How are we new-millenium readers supposed to grasp the social significance of nineteenth-century horsedrawn vehicles when even characters in nineteenth-century novels can be easily baffled? True enough that Miss Alice Vavasor and Lady Glencora are both very young ladies, and true also that they've lived marvelously protected lives, but still -- such appalling ignorance:
" [Alice Vavasor] saw a light stylish-looking cart which she would have called a Whitechapel had she been properly instructed in such matters, and a little low open carriage with two beautiful small horses....
"Dear Alice, I'm so glad you've come.... Your maid can go in the dog-cart with your things!" -- it wasn't a dog-cart, but Lady Glencora knew no better."
A dog-cart was not pulled by dogs. It was an informal vehicle with a recessed box or cage in which dogs were transported. Trollope lords it over his Lady Glencora for her ignorance of such plebian matters. And a Whitechapel? There's no footnote in my edition of Can You Forgive Her and neither google nor wikipedia hazards a guess (though Wik is well aware of a "deathcore" band of the same name), so I'll just go with "light stylish cart."

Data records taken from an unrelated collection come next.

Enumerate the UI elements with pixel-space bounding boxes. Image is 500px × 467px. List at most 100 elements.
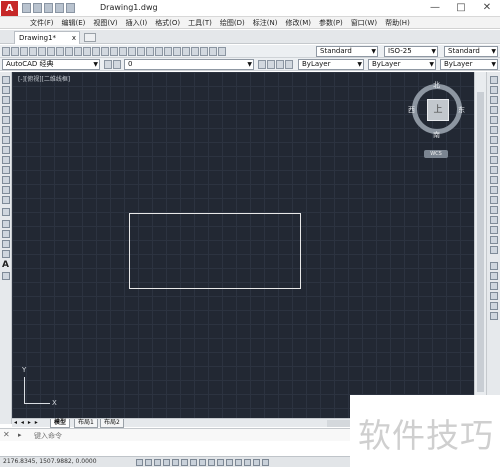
- paste-icon[interactable]: [74, 47, 82, 56]
- quick-properties-icon[interactable]: [244, 459, 251, 466]
- spline-icon[interactable]: [2, 156, 10, 164]
- command-close-icon[interactable]: ✕: [3, 430, 10, 439]
- zoom-realtime-icon[interactable]: [128, 47, 136, 56]
- rotate-icon[interactable]: [490, 136, 498, 144]
- menu-file[interactable]: 文件(F): [30, 18, 54, 28]
- menu-window[interactable]: 窗口(W): [351, 18, 377, 28]
- properties-icon[interactable]: [155, 47, 163, 56]
- new-file-icon[interactable]: [2, 47, 10, 56]
- polar-tracking-icon[interactable]: [172, 459, 179, 466]
- dim-style-select[interactable]: ISO-25 ▼: [384, 46, 438, 57]
- help-icon[interactable]: [209, 47, 217, 56]
- extend-icon[interactable]: [490, 176, 498, 184]
- minimize-button[interactable]: —: [424, 1, 446, 15]
- zoom-window-icon[interactable]: [137, 47, 145, 56]
- transparency-icon[interactable]: [235, 459, 242, 466]
- undo-tool-icon[interactable]: [101, 47, 109, 56]
- match-properties-icon[interactable]: [83, 47, 91, 56]
- fillet-icon[interactable]: [490, 226, 498, 234]
- multiline-text-icon[interactable]: A: [2, 260, 9, 270]
- workspace-select[interactable]: AutoCAD 经典 ▼: [2, 59, 100, 70]
- preview-icon[interactable]: [38, 47, 46, 56]
- hatch-icon[interactable]: [2, 220, 10, 228]
- make-current-icon[interactable]: [258, 60, 266, 69]
- move-icon[interactable]: [490, 126, 498, 134]
- new-icon[interactable]: [22, 3, 31, 13]
- tab-close-icon[interactable]: x: [72, 32, 76, 44]
- construction-line-icon[interactable]: [2, 86, 10, 94]
- stretch-icon[interactable]: [490, 156, 498, 164]
- offset-icon[interactable]: [490, 106, 498, 114]
- insert-block-icon[interactable]: [2, 186, 10, 194]
- layer-walk-icon[interactable]: [285, 60, 293, 69]
- grid-display-icon[interactable]: [154, 459, 161, 466]
- menu-parametric[interactable]: 参数(P): [319, 18, 343, 28]
- viewcube-west[interactable]: 西: [408, 105, 415, 115]
- menu-insert[interactable]: 插入(I): [126, 18, 148, 28]
- save-file-icon[interactable]: [20, 47, 28, 56]
- tool-palettes-icon[interactable]: [173, 47, 181, 56]
- selection-cycling-icon[interactable]: [253, 459, 260, 466]
- autocad-logo-icon[interactable]: A: [1, 1, 18, 16]
- tab-layout1[interactable]: 布局1: [74, 419, 98, 428]
- design-center-icon[interactable]: [164, 47, 172, 56]
- menu-help[interactable]: 帮助(H): [385, 18, 410, 28]
- open-file-icon[interactable]: [11, 47, 19, 56]
- tab-model[interactable]: 模型: [50, 419, 71, 428]
- viewcube-north[interactable]: 北: [433, 80, 440, 90]
- maximize-button[interactable]: □: [450, 1, 472, 15]
- menu-dimension[interactable]: 标注(N): [253, 18, 278, 28]
- scrollbar-thumb[interactable]: [477, 92, 484, 392]
- viewport-controls[interactable]: [-][俯视][二维线框]: [18, 74, 70, 83]
- erase-icon[interactable]: [490, 76, 498, 84]
- add-selected-icon[interactable]: [2, 272, 10, 280]
- linetype-select[interactable]: ByLayer ▼: [368, 59, 436, 70]
- drawing-canvas[interactable]: [-][俯视][二维线框] 上 北 南 东 西 WCS Y X: [12, 72, 474, 418]
- polyline-icon[interactable]: [2, 96, 10, 104]
- menu-edit[interactable]: 编辑(E): [62, 18, 86, 28]
- scale-icon[interactable]: [490, 146, 498, 154]
- tolerance-icon[interactable]: [490, 312, 498, 320]
- dynamic-input-icon[interactable]: [217, 459, 224, 466]
- join-icon[interactable]: [490, 206, 498, 214]
- publish-icon[interactable]: [47, 47, 55, 56]
- redo-icon[interactable]: [66, 3, 75, 13]
- layer-previous-icon[interactable]: [267, 60, 275, 69]
- menu-tools[interactable]: 工具(T): [188, 18, 212, 28]
- 3d-object-snap-icon[interactable]: [190, 459, 197, 466]
- close-button[interactable]: ✕: [476, 1, 498, 15]
- polygon-icon[interactable]: [2, 106, 10, 114]
- rectangle-icon[interactable]: [2, 116, 10, 124]
- sheet-set-icon[interactable]: [182, 47, 190, 56]
- arc-icon[interactable]: [2, 126, 10, 134]
- ellipse-arc-icon[interactable]: [2, 176, 10, 184]
- wcs-menu[interactable]: WCS: [424, 150, 448, 158]
- menu-draw[interactable]: 绘图(D): [220, 18, 245, 28]
- dimension-radius-icon[interactable]: [490, 282, 498, 290]
- dimension-aligned-icon[interactable]: [490, 272, 498, 280]
- undo-icon[interactable]: [55, 3, 64, 13]
- save-icon[interactable]: [44, 3, 53, 13]
- object-snap-icon[interactable]: [181, 459, 188, 466]
- revision-cloud-icon[interactable]: [2, 146, 10, 154]
- lineweight-icon[interactable]: [226, 459, 233, 466]
- array-icon[interactable]: [490, 116, 498, 124]
- layout-nav-arrows[interactable]: ◂ ◂ ▸ ▸: [14, 419, 39, 426]
- viewcube-south[interactable]: 南: [433, 130, 440, 140]
- blend-icon[interactable]: [490, 236, 498, 244]
- command-input[interactable]: [34, 430, 334, 441]
- layer-properties-icon[interactable]: [104, 60, 112, 69]
- break-at-point-icon[interactable]: [490, 186, 498, 194]
- line-icon[interactable]: [2, 76, 10, 84]
- layer-isolate-icon[interactable]: [276, 60, 284, 69]
- quickcalc-icon[interactable]: [200, 47, 208, 56]
- cut-icon[interactable]: [56, 47, 64, 56]
- dynamic-ucs-icon[interactable]: [208, 459, 215, 466]
- color-select[interactable]: ByLayer ▼: [298, 59, 364, 70]
- make-block-icon[interactable]: [2, 196, 10, 204]
- trim-icon[interactable]: [490, 166, 498, 174]
- object-snap-tracking-icon[interactable]: [199, 459, 206, 466]
- open-icon[interactable]: [33, 3, 42, 13]
- leader-icon[interactable]: [490, 302, 498, 310]
- circle-icon[interactable]: [2, 136, 10, 144]
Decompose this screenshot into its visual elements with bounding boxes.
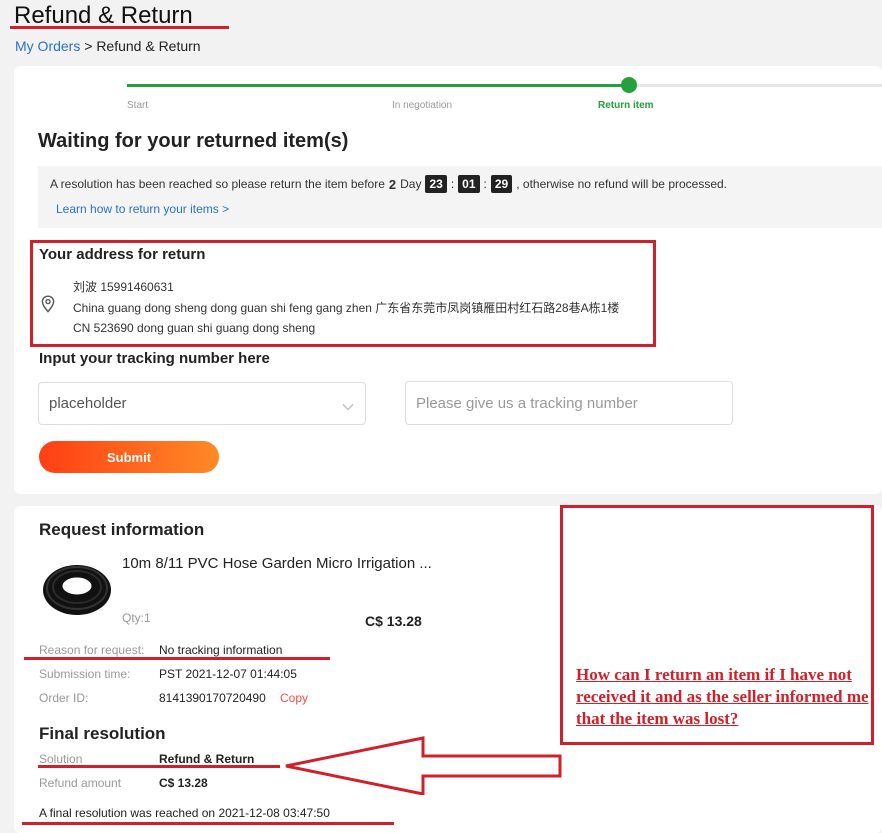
- location-pin-icon: [40, 295, 56, 313]
- breadcrumb: My Orders > Refund & Return: [15, 38, 201, 54]
- countdown-colon: :: [483, 177, 487, 191]
- date-annotation-underline: [22, 822, 394, 825]
- chevron-down-icon: [342, 399, 354, 411]
- product-title[interactable]: 10m 8/11 PVC Hose Garden Micro Irrigatio…: [122, 555, 432, 572]
- title-annotation-underline: [10, 26, 229, 29]
- countdown-colon: :: [450, 177, 455, 191]
- solution-label: Solution: [39, 752, 83, 766]
- notice-before: A resolution has been reached so please …: [50, 177, 385, 191]
- reason-label: Reason for request:: [39, 643, 145, 657]
- solution-annotation-underline: [38, 765, 280, 768]
- solution-value: Refund & Return: [159, 752, 255, 766]
- refund-amount-label: Refund amount: [39, 776, 122, 790]
- reason-annotation-underline: [24, 657, 330, 660]
- countdown-hours: 23: [425, 175, 447, 193]
- countdown-day-label: Day: [400, 177, 422, 191]
- address-line-1: China guang dong sheng dong guan shi fen…: [73, 301, 620, 315]
- final-resolution-date: A final resolution was reached on 2021-1…: [39, 806, 330, 820]
- countdown-minutes: 01: [458, 175, 480, 193]
- final-resolution-heading: Final resolution: [39, 724, 166, 743]
- address-line-2: CN 523690 dong guan shi guang dong sheng: [73, 321, 316, 335]
- progress-current-dot: [621, 77, 637, 93]
- notice-text: A resolution has been reached so please …: [50, 175, 727, 193]
- carrier-select[interactable]: placeholder: [38, 382, 366, 425]
- learn-how-to-return-link[interactable]: Learn how to return your items >: [56, 202, 229, 216]
- countdown-days: 2: [388, 176, 397, 192]
- step-return-item: Return item: [598, 100, 654, 111]
- refund-amount-value: C$ 13.28: [159, 776, 208, 790]
- product-image[interactable]: [40, 560, 114, 618]
- tracking-heading: Input your tracking number here: [39, 350, 270, 367]
- breadcrumb-my-orders-link[interactable]: My Orders: [15, 38, 80, 54]
- breadcrumb-separator: >: [80, 38, 97, 54]
- submission-time-label: Submission time:: [39, 667, 131, 681]
- breadcrumb-current: Refund & Return: [96, 38, 201, 54]
- request-heading: Request information: [39, 520, 205, 539]
- step-in-negotiation: In negotiation: [392, 100, 453, 111]
- reason-value: No tracking information: [159, 643, 283, 657]
- notice-after: , otherwise no refund will be processed.: [516, 177, 728, 191]
- countdown-seconds: 29: [490, 175, 513, 193]
- copy-order-id-link[interactable]: Copy: [280, 691, 308, 705]
- submission-time-value: PST 2021-12-07 01:44:05: [159, 667, 297, 681]
- tracking-number-placeholder: Please give us a tracking number: [416, 395, 638, 412]
- address-heading: Your address for return: [39, 246, 206, 263]
- carrier-select-value: placeholder: [49, 395, 127, 412]
- order-id-value: 8141390170720490: [159, 691, 266, 705]
- annotation-arrow: [285, 736, 562, 795]
- product-price: C$ 13.28: [365, 613, 422, 629]
- step-start: Start: [127, 100, 149, 111]
- order-id-label: Order ID:: [39, 691, 89, 705]
- product-qty: Qty:1: [122, 611, 151, 625]
- submit-button[interactable]: Submit: [39, 441, 219, 473]
- address-name-phone: 刘波 15991460631: [73, 280, 174, 294]
- waiting-heading: Waiting for your returned item(s): [38, 130, 349, 152]
- tracking-number-input[interactable]: Please give us a tracking number: [405, 381, 733, 425]
- annotation-question: How can I return an item if I have not r…: [576, 665, 869, 728]
- progress-fill: [127, 84, 629, 87]
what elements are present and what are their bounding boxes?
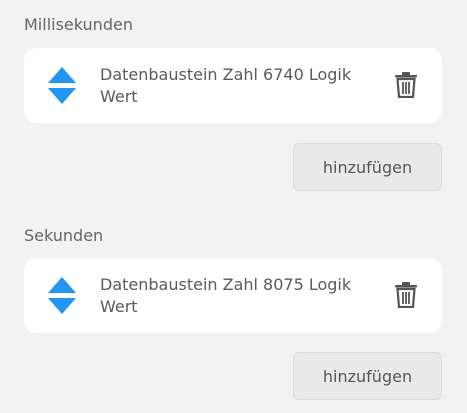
- list-item: Datenbaustein Zahl 6740 Logik Wert: [24, 48, 442, 123]
- add-button[interactable]: hinzufügen: [293, 352, 442, 400]
- section-label: Sekunden: [24, 226, 104, 245]
- list-item-label: Datenbaustein Zahl 8075 Logik Wert: [100, 275, 352, 316]
- trash-icon[interactable]: [395, 72, 417, 98]
- list-item: Datenbaustein Zahl 8075 Logik Wert: [24, 258, 442, 333]
- sort-arrows-icon[interactable]: [48, 67, 76, 105]
- sort-arrows-icon[interactable]: [48, 277, 76, 315]
- list-item-label: Datenbaustein Zahl 6740 Logik Wert: [100, 65, 352, 106]
- add-button[interactable]: hinzufügen: [293, 143, 442, 191]
- section-label: Millisekunden: [24, 15, 133, 34]
- trash-icon[interactable]: [395, 282, 417, 308]
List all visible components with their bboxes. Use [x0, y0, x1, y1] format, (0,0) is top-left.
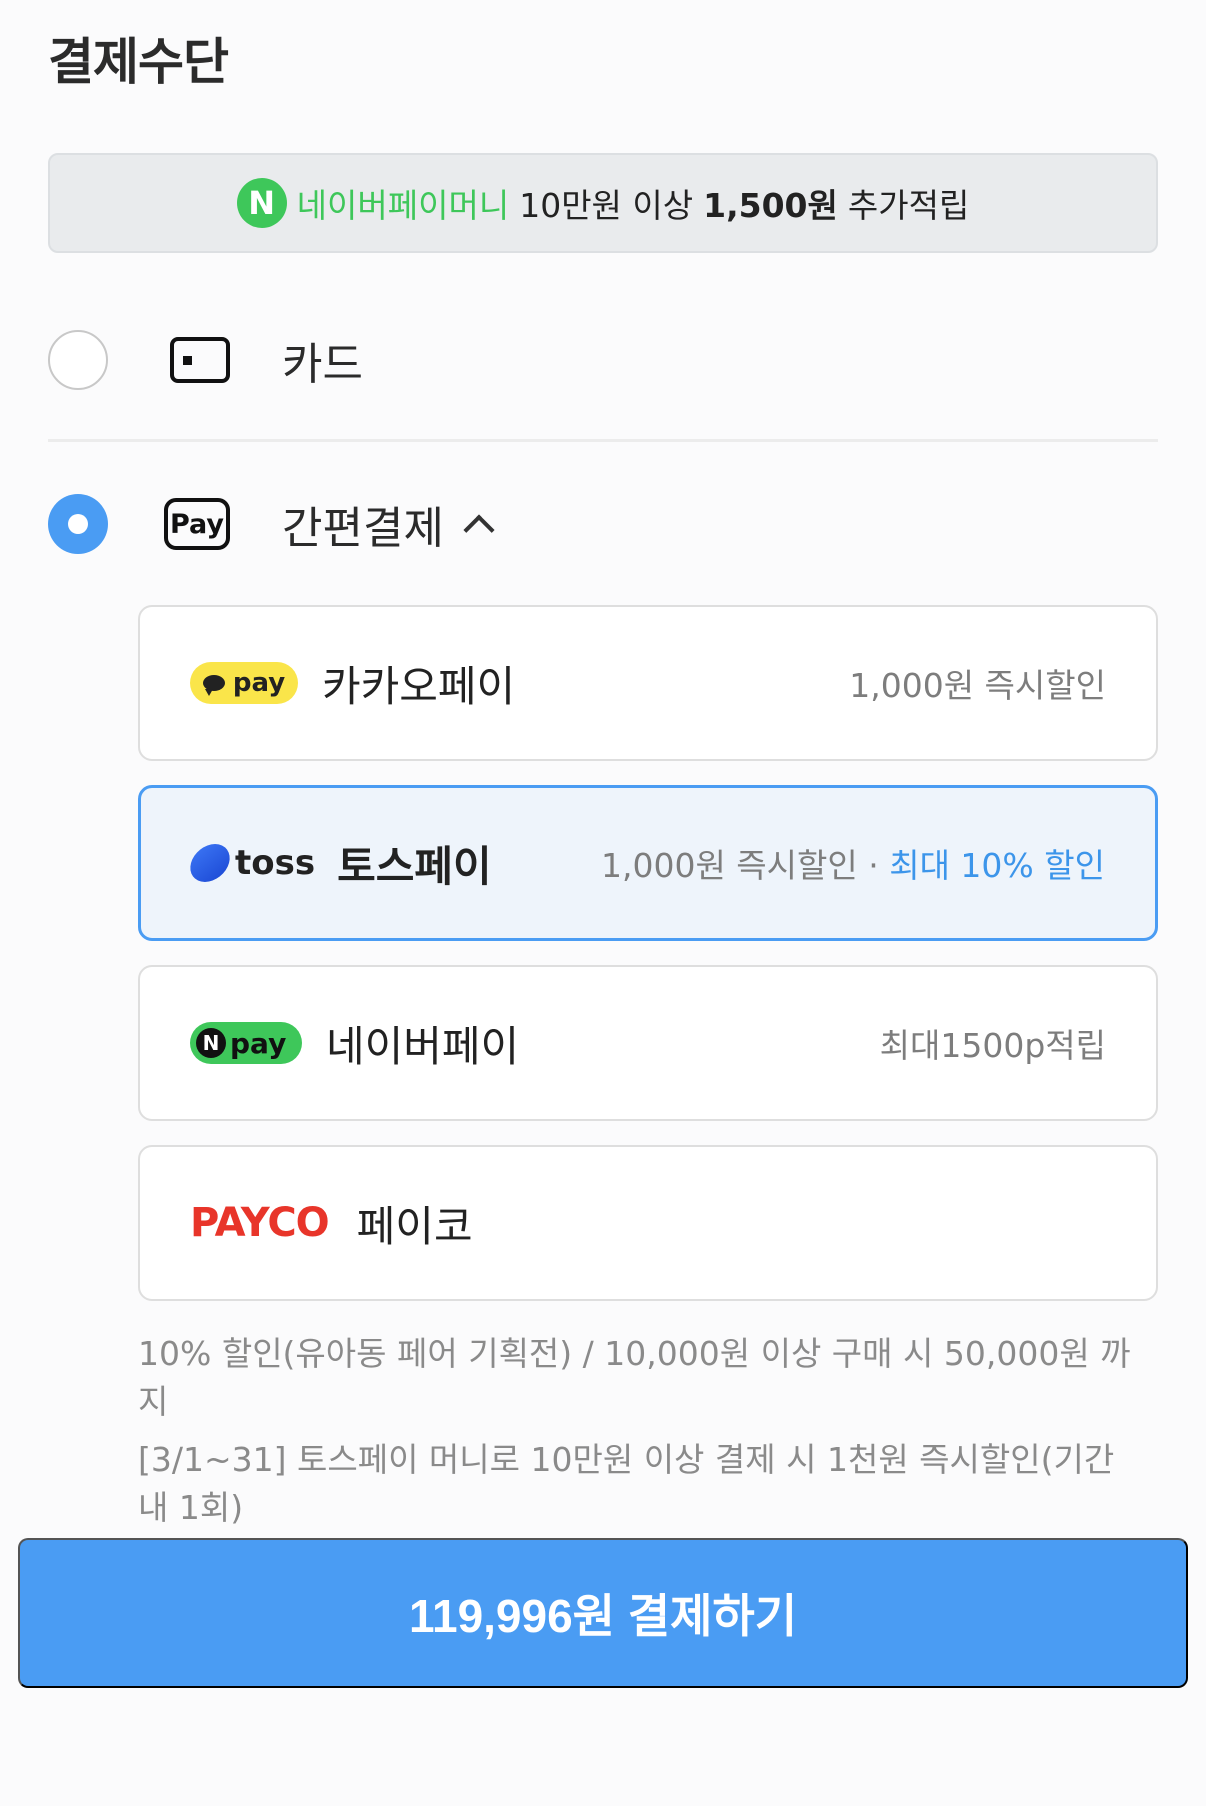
toss-mark-icon	[185, 844, 235, 882]
pay-option-benefit: 최대1500p적립	[879, 1026, 1106, 1065]
toss-logo: toss	[185, 843, 315, 883]
pay-option-name: 네이버페이	[326, 1021, 520, 1071]
speech-bubble-icon	[202, 675, 225, 696]
checkout-button[interactable]: 119,996원 결제하기	[18, 1538, 1188, 1688]
promo-suffix: 추가적립	[847, 186, 970, 225]
pay-option-naverpay[interactable]: N pay 네이버페이 최대1500p적립	[138, 965, 1158, 1121]
naverpay-logo: N pay	[190, 1022, 302, 1064]
pay-option-kakaopay[interactable]: pay 카카오페이 1,000원 즉시할인	[138, 605, 1158, 761]
method-divider	[48, 439, 1158, 442]
card-icon	[170, 337, 230, 383]
method-easy-pay-label: 간편결제	[282, 503, 444, 554]
method-easy-pay-row[interactable]: Pay 간편결제	[48, 479, 1158, 569]
pay-option-benefit: 1,000원 즉시할인 · 최대 10% 할인	[600, 846, 1105, 885]
note-item: [3/1~31] 토스페이 머니로 10만원 이상 결제 시 1천원 즉시할인(…	[138, 1440, 1115, 1527]
easy-pay-radio[interactable]	[48, 494, 108, 554]
page-title: 결제수단	[48, 33, 229, 91]
payment-notes: 10% 할인(유아동 페어 기획전) / 10,000원 이상 구매 시 50,…	[138, 1330, 1138, 1542]
chevron-up-icon[interactable]	[463, 514, 495, 546]
pay-option-payco[interactable]: PAYCO 페이코	[138, 1145, 1158, 1301]
pay-icon: Pay	[164, 498, 230, 550]
pay-option-name: 카카오페이	[322, 661, 516, 711]
card-radio[interactable]	[48, 330, 108, 390]
naver-n-icon: N	[236, 178, 287, 228]
kakaopay-logo: pay	[190, 662, 298, 704]
promo-amount: 1,500원	[703, 186, 838, 225]
method-card-label: 카드	[282, 339, 363, 390]
naverpay-money-promo-banner: N 네이버페이머니 10만원 이상 1,500원 추가적립	[48, 153, 1158, 253]
pay-option-name: 페이코	[356, 1201, 473, 1251]
pay-option-tosspay[interactable]: toss 토스페이 1,000원 즉시할인 · 최대 10% 할인	[138, 785, 1158, 941]
method-card-row[interactable]: 카드	[48, 315, 1158, 405]
promo-condition: 10만원 이상	[519, 186, 694, 225]
max-discount-highlight: 최대 10% 할인	[889, 846, 1105, 885]
naver-n-icon: N	[196, 1028, 226, 1058]
pay-option-benefit: 1,000원 즉시할인	[849, 666, 1106, 705]
pay-option-name: 토스페이	[337, 841, 492, 891]
payco-logo: PAYCO	[190, 1200, 330, 1246]
note-item: 10% 할인(유아동 페어 기획전) / 10,000원 이상 구매 시 50,…	[138, 1334, 1131, 1421]
promo-brand: 네이버페이머니	[296, 186, 510, 225]
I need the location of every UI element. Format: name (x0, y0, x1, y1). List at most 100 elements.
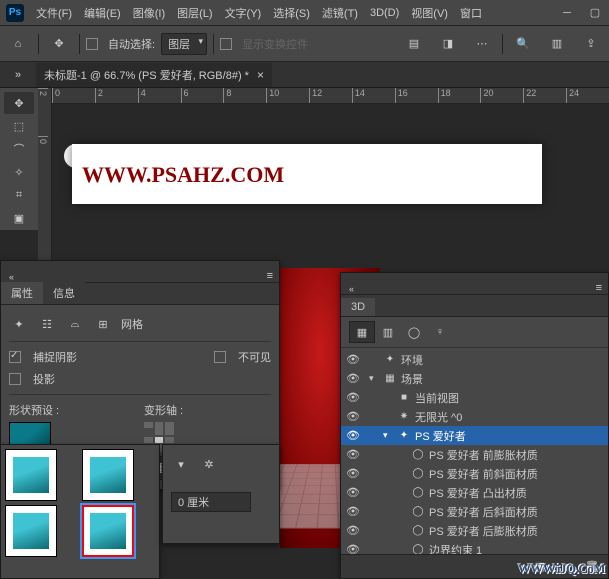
tree-row-label: PS 爱好者 后膨胀材质 (429, 523, 538, 539)
tree-row-label: PS 爱好者 (415, 428, 466, 444)
marquee-tool[interactable]: ⬚ (4, 115, 34, 137)
tools-panel: ✥ ⬚ ⌒ ✧ ⌗ ▣ (0, 88, 38, 230)
deform-icon[interactable]: ☷ (37, 314, 57, 334)
menu-window[interactable]: 窗口 (454, 5, 488, 21)
gear-icon[interactable]: ✲ (199, 454, 219, 474)
visibility-eye-icon[interactable]: 👁 (345, 448, 361, 461)
tree-row-label: 场景 (401, 371, 423, 387)
move-tool-icon[interactable]: ✥ (45, 30, 73, 58)
share-icon[interactable]: ⇪ (577, 30, 605, 58)
tab-info[interactable]: 信息 (43, 282, 85, 304)
close-tab-icon[interactable]: × (257, 68, 264, 82)
visibility-eye-icon[interactable]: 👁 (345, 391, 361, 404)
visibility-eye-icon[interactable]: 👁 (345, 505, 361, 518)
visibility-eye-icon[interactable]: 👁 (345, 524, 361, 537)
projection-checkbox[interactable] (9, 373, 21, 385)
cap-icon[interactable]: ⌓ (65, 314, 85, 334)
twisty-icon[interactable]: ▾ (383, 430, 393, 441)
visibility-eye-icon[interactable]: 👁 (345, 467, 361, 480)
panel-collapse-icon[interactable]: « (343, 284, 360, 294)
preset-thumb-3[interactable] (5, 505, 57, 557)
visibility-eye-icon[interactable]: 👁 (345, 410, 361, 423)
catch-shadow-checkbox[interactable] (9, 351, 21, 363)
home-icon[interactable]: ⌂ (4, 30, 32, 58)
menu-filter[interactable]: 滤镜(T) (316, 5, 364, 21)
twisty-icon[interactable]: ▾ (369, 373, 379, 384)
auto-select-label: 自动选择: (108, 36, 155, 52)
node-type-icon: ◯ (411, 525, 425, 536)
frame-tool[interactable]: ▣ (4, 207, 34, 229)
invisible-checkbox[interactable] (214, 351, 226, 363)
node-type-icon: ✷ (397, 411, 411, 422)
3d-filter-light-icon[interactable]: ♀ (427, 321, 453, 343)
node-type-icon: ✦ (397, 430, 411, 441)
tree-row[interactable]: 👁■当前视图 (341, 388, 608, 407)
menu-3d[interactable]: 3D(D) (364, 7, 405, 19)
layer-dropdown[interactable]: 图层 (161, 33, 207, 55)
visibility-eye-icon[interactable]: 👁 (345, 486, 361, 499)
3d-scene-tree: 👁✦环境👁▾▦场景👁■当前视图👁✷无限光 ^0👁▾✦PS 爱好者👁◯PS 爱好者… (341, 348, 608, 578)
menu-image[interactable]: 图像(I) (127, 5, 171, 21)
tree-row[interactable]: 👁◯PS 爱好者 凸出材质 (341, 483, 608, 502)
crop-tool[interactable]: ⌗ (4, 184, 34, 206)
extrude-depth-input[interactable] (171, 492, 251, 512)
coords-icon[interactable]: ⊞ (93, 314, 113, 334)
preset-thumb-2[interactable] (82, 449, 134, 501)
3dmode-icon[interactable]: ◨ (434, 30, 462, 58)
preset-picker-panel (0, 444, 160, 579)
3d-filter-scene-icon[interactable]: ▦ (349, 321, 375, 343)
tree-row[interactable]: 👁✦环境 (341, 350, 608, 369)
visibility-eye-icon[interactable]: 👁 (345, 429, 361, 442)
horizontal-ruler: 024681012141618202224 (52, 88, 609, 104)
node-type-icon: ◯ (411, 487, 425, 498)
3d-filter-mesh-icon[interactable]: ▥ (375, 321, 401, 343)
menu-view[interactable]: 视图(V) (405, 5, 454, 21)
options-more-icon[interactable]: ⋯ (468, 30, 496, 58)
menu-edit[interactable]: 编辑(E) (78, 5, 127, 21)
dock-toggle-icon[interactable]: » (8, 65, 28, 85)
tree-row[interactable]: 👁◯PS 爱好者 后斜面材质 (341, 502, 608, 521)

And now add "Whitechapel" to the list: barouche, basket carriage, berlin, britchka, brougham, buckboard, buggy, cabriolet, caleche, cariole, carryall, chaise, chariot, clarence, concord wagon, coupe, croydon, curricle, cutter, daumont, dearborn, dennet, diligence, dog-cart, fiacre, fly, fourgon, four-wheeler, gig, go-cart, governess cart, hansom, herdic, jaunty car, jersey-wagon, kibitka, landau, patache, phaeton, pill-box, post-chaise, rockaway, shandrydan, shay, sociable, spider-phaeton, spring-van, stanhope, sulky, surrey, T-cart, telyezhka, tilbury, tarantass, trap, troika, victoria, vis-a-vis, wagonette, and wurt.